L’anno precedente il pittore aveva ricevuto nella sua bottega Carlo Cesare Malvasia (Arfelli, 1961), alla ricerca di informazioni sul padre, sugli zii Camillo e Giulio Cesare e sul nonno, Ercole il Vecchio, per le biografie che sarebbero apparse in seguito nella Felsina pittrice. Lo storiografo testimonia che il maestro teneva un’accademia di nudo presso cui accorrevano numerosi giovani artisti, tra i quali Busca e Federico Bianchi, il quale ultimo nel 1660 aveva sposato sua figlia Bianca Margherita (Caprara, 1977). Di questa attività di formazione sembra rendere conto la produzione grafica di Procaccini, ancora poco indagata e nota soprattutto attraverso alcuni disegni della Biblioteca Ambrosiana di Milano (Modena, 1959). La testimonianza di Malvasia offre inoltre un utile termine ante quem per alcune imprese del maestro, tra le quali il poco noto Martirio di s. Ippolito oggi nella sagrestia di S. Lorenzo a Milano (Spiriti, 1991).
Malgrado la notorietà di Procaccini sulla scena cittadina, alla riapertura dell’Accademia Ambrosiana, nel 1668, per l’insegnamento di pittura gli fu preferito il più giovane Busca, segno evidente di una decisa volontà di affrancamento di quell’istituzione dalla tradizione rappresentata da Ercole, che, seppure autorevole, era ormai avvertita come decisamente attardata.

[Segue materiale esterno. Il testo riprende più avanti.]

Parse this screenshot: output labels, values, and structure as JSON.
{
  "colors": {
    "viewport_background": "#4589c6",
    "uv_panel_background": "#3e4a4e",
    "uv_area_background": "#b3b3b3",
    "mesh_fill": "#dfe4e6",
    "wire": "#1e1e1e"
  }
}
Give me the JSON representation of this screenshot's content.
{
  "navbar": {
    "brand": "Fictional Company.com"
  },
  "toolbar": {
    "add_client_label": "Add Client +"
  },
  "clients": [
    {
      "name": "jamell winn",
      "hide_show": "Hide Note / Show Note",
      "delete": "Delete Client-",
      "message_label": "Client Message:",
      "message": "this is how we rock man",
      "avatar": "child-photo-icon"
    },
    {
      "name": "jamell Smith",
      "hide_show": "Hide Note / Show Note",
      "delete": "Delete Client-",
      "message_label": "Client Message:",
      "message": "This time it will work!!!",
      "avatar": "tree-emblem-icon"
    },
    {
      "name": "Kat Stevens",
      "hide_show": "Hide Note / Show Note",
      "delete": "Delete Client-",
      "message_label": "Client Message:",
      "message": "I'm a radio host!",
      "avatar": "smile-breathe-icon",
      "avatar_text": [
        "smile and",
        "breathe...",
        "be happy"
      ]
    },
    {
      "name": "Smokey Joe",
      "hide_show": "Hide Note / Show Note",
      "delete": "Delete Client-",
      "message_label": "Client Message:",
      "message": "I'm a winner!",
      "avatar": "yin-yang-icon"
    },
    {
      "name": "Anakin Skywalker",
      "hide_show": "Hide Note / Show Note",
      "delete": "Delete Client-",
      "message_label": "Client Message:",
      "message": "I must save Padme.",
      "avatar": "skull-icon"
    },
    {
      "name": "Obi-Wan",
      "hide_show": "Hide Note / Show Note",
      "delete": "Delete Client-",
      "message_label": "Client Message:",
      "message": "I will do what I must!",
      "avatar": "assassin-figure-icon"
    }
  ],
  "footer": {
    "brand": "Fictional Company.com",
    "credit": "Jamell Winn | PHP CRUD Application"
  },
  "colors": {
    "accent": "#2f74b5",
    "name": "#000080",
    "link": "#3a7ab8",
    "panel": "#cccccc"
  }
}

Nonostante questo episodio, il pittore, sempre grazie all’appoggio di Bartolomeo III Arese, eseguì prima del 1674 la Decollazione del Battista (oggi nella chiesa parrocchiale di Castelmarte, nel Comasco), parte della serie dedicata al Precursore già nell’oratorio segreto della chiesa di S. Giovanni alle Case Rotte a Milano (Coppa, 2003), una prova farraginosa alla quale vanno probabilmente avvicinati la Crocifissione e santi a Motta Visconti (Cavalieri, 1999) e il Giudizio universale a Caprino Bergamasco (Abelli, 1992).
Tra il 1670 e il 1677 Procaccini dipinse, insieme a Montalto, un ciclo di affreschi e tele con le Storie di Maria Maddalena e Marta nella chiesa di S. Marta a Porlezza, sul lago di Como (Magni, 1986), mentre ad anni di poco successivi al 1673 dovrebbe risalire la pala con la Nascita della Vergine nell’oratorio di villa Mirabello a Monza, dei conti Durini (Coppa, 1995).
Attestato ancora nell’agosto del 1677, quando insieme a Montalto inoltrava una richiesta di pagamento delle opere di Porlezza (Magni, 1986), Ercole morì, verosimilmente fuori Milano, entro il 1680 (Caprara, 1977).